Roland Sprague

Roland Percival Sprague (11 July 1894, Unterliederbach – 1 August 1967) was a German mathematician, known for the Sprague–Grundy theorem[1] and for being the first mathematician to find a perfect squared square.[2]

Biography

With two mathematicians, Thomas Bond Sprague and Hermann Amandus Schwarz, as grandfathers, Roland Sprague was also a great-grandson of the mathematician Ernst Eduard Kummer and a great-grandson of the musical instrument maker Nathan Mendelssohn (1781–1852).[3]

After graduation (Abitur) in 1912 from the Bismarck-Gymnasium in Berlin-Wilmersdorf, Sprague studied from 1912 to 1919 in Berlin and Göttingen with an interruption by military service from 1915 to 1918. In 1921 in Berlin he passed the state test for teaching in mathematics, chemistry, and physics. He was Studienassessor (probationary teacher at a secondary school) from 1922 at the Paulsen-Realgymnasium in Berlin-Steglitz and from 1924 at the Schiller-Gymnasium (temporarily named "Clausewitz-Schule") in Berlin-Charlottenburg, where he became in 1925 Studienrat (teacher at a secondary school).[3][4]

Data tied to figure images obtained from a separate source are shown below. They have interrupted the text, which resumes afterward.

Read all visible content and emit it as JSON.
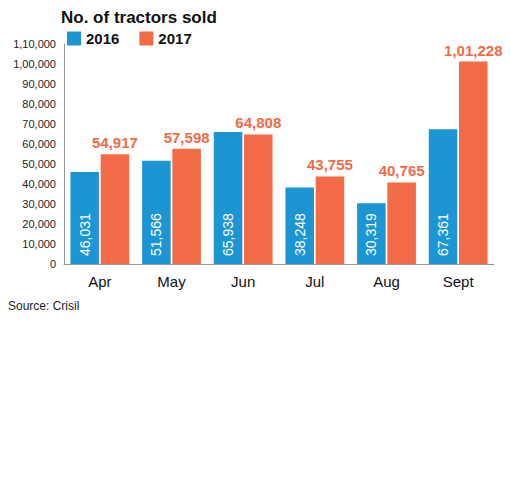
{
  "chart_data": {
    "type": "bar",
    "title": "No. of tractors sold",
    "source": "Source: Crisil",
    "categories": [
      "Apr",
      "May",
      "Jun",
      "Jul",
      "Aug",
      "Sept"
    ],
    "series": [
      {
        "name": "2016",
        "color": "#1b96d2",
        "values": [
          46031,
          51566,
          65938,
          38248,
          30319,
          67361
        ],
        "value_labels": [
          "46,031",
          "51,566",
          "65,938",
          "38,248",
          "30,319",
          "67,361"
        ]
      },
      {
        "name": "2017",
        "color": "#f26a46",
        "values": [
          54917,
          57598,
          64808,
          43755,
          40765,
          101228
        ],
        "value_labels": [
          "54,917",
          "57,598",
          "64,808",
          "43,755",
          "40,765",
          "1,01,228"
        ]
      }
    ],
    "ylim": [
      0,
      110000
    ],
    "yticks": [
      0,
      {
        "value": 10000,
        "label": "10,000"
      },
      {
        "value": 20000,
        "label": "20,000"
      },
      {
        "value": 30000,
        "label": "30,000"
      },
      {
        "value": 40000,
        "label": "40,000"
      },
      {
        "value": 50000,
        "label": "50,000"
      },
      {
        "value": 60000,
        "label": "60,000"
      },
      {
        "value": 70000,
        "label": "70,000"
      },
      {
        "value": 80000,
        "label": "80,000"
      },
      {
        "value": 90000,
        "label": "90,000"
      },
      {
        "value": 100000,
        "label": "1,00,000"
      },
      {
        "value": 110000,
        "label": "1,10,000"
      }
    ],
    "grid": false,
    "legend": "top-left",
    "data_labels": true
  }
}
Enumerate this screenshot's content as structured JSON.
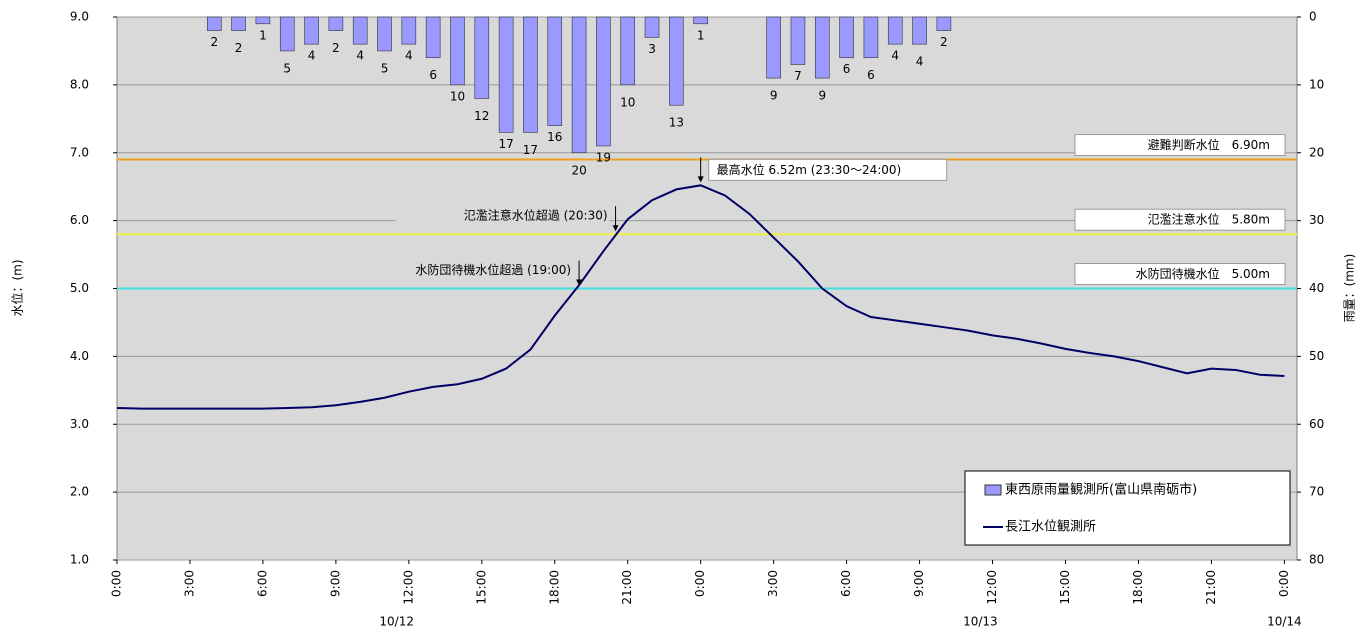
{
  "chart_data": {
    "type": "bar_line",
    "y_label": "水位：(m)",
    "y2_label": "雨量：(mm)",
    "categories": [
      "0:00",
      null,
      null,
      "3:00",
      null,
      null,
      "6:00",
      null,
      null,
      "9:00",
      null,
      null,
      "12:00",
      null,
      null,
      "15:00",
      null,
      null,
      "18:00",
      null,
      null,
      "21:00",
      null,
      null,
      "0:00",
      null,
      null,
      "3:00",
      null,
      null,
      "6:00",
      null,
      null,
      "9:00",
      null,
      null,
      "12:00",
      null,
      null,
      "15:00",
      null,
      null,
      "18:00",
      null,
      null,
      "21:00",
      null,
      null,
      "0:00"
    ],
    "dates": [
      "10/12",
      "10/13",
      "10/14"
    ],
    "ylim": [
      1,
      9
    ],
    "yticks": [
      {
        "value": 1,
        "label": "1.0"
      },
      {
        "value": 2,
        "label": "2.0"
      },
      {
        "value": 3,
        "label": "3.0"
      },
      {
        "value": 4,
        "label": "4.0"
      },
      {
        "value": 5,
        "label": "5.0"
      },
      {
        "value": 6,
        "label": "6.0"
      },
      {
        "value": 7,
        "label": "7.0"
      },
      {
        "value": 8,
        "label": "8.0"
      },
      {
        "value": 9,
        "label": "9.0"
      }
    ],
    "y2lim": [
      0,
      80
    ],
    "y2ticks": [
      0,
      10,
      20,
      30,
      40,
      50,
      60,
      70,
      80
    ],
    "y2_inverted": true,
    "grid": true,
    "legend": "lower right",
    "series": [
      {
        "name": "東西原雨量観測所(富山県南砺市)",
        "type": "bar",
        "axis": "y2",
        "color": "#9999ff",
        "values": [
          null,
          null,
          null,
          null,
          2,
          2,
          1,
          5,
          4,
          2,
          4,
          5,
          4,
          6,
          10,
          12,
          17,
          17,
          16,
          20,
          19,
          10,
          3,
          13,
          1,
          0,
          0,
          9,
          7,
          9,
          6,
          6,
          4,
          4,
          2,
          null,
          null,
          null,
          null,
          null,
          null,
          null,
          null,
          null,
          null,
          null,
          null,
          null,
          null
        ]
      },
      {
        "name": "長江水位観測所",
        "type": "line",
        "color": "#000066",
        "values": [
          3.24,
          3.23,
          3.23,
          3.23,
          3.23,
          3.23,
          3.23,
          3.24,
          3.25,
          3.28,
          3.33,
          3.39,
          3.48,
          3.55,
          3.59,
          3.67,
          3.82,
          4.1,
          4.6,
          5.05,
          5.55,
          6.02,
          6.3,
          6.46,
          6.52,
          6.37,
          6.1,
          5.75,
          5.4,
          5.0,
          4.74,
          4.58,
          4.53,
          4.48,
          4.43,
          4.38,
          4.31,
          4.26,
          4.19,
          4.11,
          4.05,
          4.0,
          3.93,
          3.84,
          3.75,
          3.82,
          3.8,
          3.73,
          3.71
        ]
      }
    ],
    "reference_lines": [
      {
        "label": "避難判断水位　6.90m",
        "value": 6.9,
        "color": "#f0a020"
      },
      {
        "label": "氾濫注意水位　5.80m",
        "value": 5.8,
        "color": "#f0f040"
      },
      {
        "label": "水防団待機水位　5.00m",
        "value": 5.0,
        "color": "#40e0e0"
      }
    ],
    "annotations": [
      {
        "text": "最高水位 6.52m (23:30～24:00)",
        "x": 24,
        "y": 6.52
      },
      {
        "text": "氾濫注意水位超過 (20:30)",
        "x": 20.5,
        "y": 5.8
      },
      {
        "text": "水防団待機水位超過 (19:00)",
        "x": 19,
        "y": 5.0
      }
    ]
  }
}
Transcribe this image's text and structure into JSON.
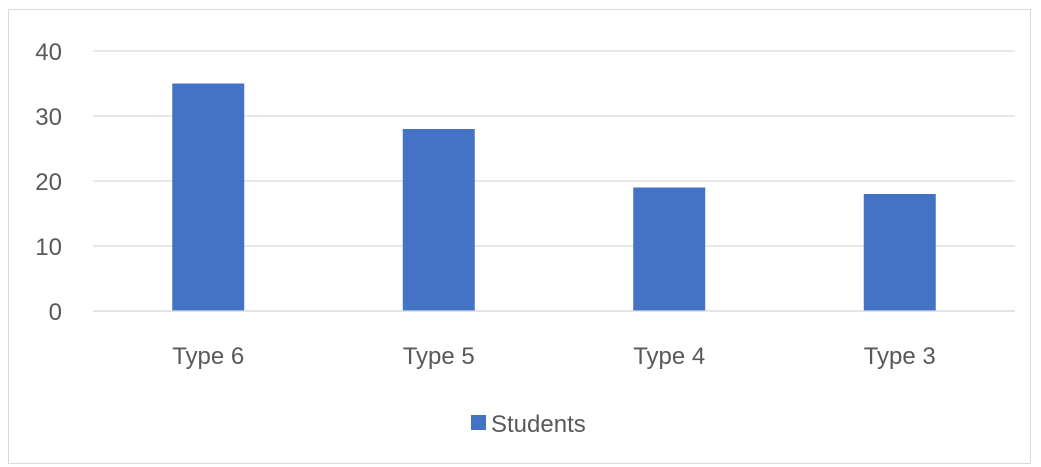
{
  "chart_data": {
    "type": "bar",
    "categories": [
      "Type 6",
      "Type 5",
      "Type 4",
      "Type 3"
    ],
    "series": [
      {
        "name": "Students",
        "values": [
          35,
          28,
          19,
          18
        ],
        "color": "#4472c4"
      }
    ],
    "title": "",
    "xlabel": "",
    "ylabel": "",
    "ylim": [
      0,
      40
    ],
    "yticks": [
      0,
      10,
      20,
      30,
      40
    ],
    "grid": true,
    "gridline_color": "#d9d9d9",
    "legend_position": "bottom"
  }
}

In 1950 Sprague received a PhD under Alexander Dinghas at the Freie Universität Berlin with dissertation Über die eindeutige Bestimmbarkeit der Elemente einer endlichen Menge durch zweifache Einteilung.[5] At the Pädagogische Hochschule Berlin, Sprague was from 1949 Dozent, from 1953 Oberstudienrat (senior teacher at a secondary school), and from 1955 Professor.[3]

Sprague is known for his contributions to recreational mathematics, especially the Sprague–Grundy function and its application to combinatorial games, which Sprague and Patrick Michael Grundy discovered independently in 1935 and 1939 respectively.[6] This result of Sprague's enabled mathematical strategies devised originally by Emanuel Lasker to be completed,[7] and provided a method for calculating winning strategies for generalizations of the game of Nim.

Selected works

  • Über mathematische Kampfspiele, Tôhoku Mathematical Journal, vol. 41 (1935), pp. 438–444 (Online-Version).
  • Über zwei Abarten von Nim, Tôhoku Mathematical Journal, vol. 43 (1937), pp. 451–454 (Online-Version).
  • Unterhaltsame Mathematik : Neue Probleme, überraschende Lösungen, 2nd edition, 1969.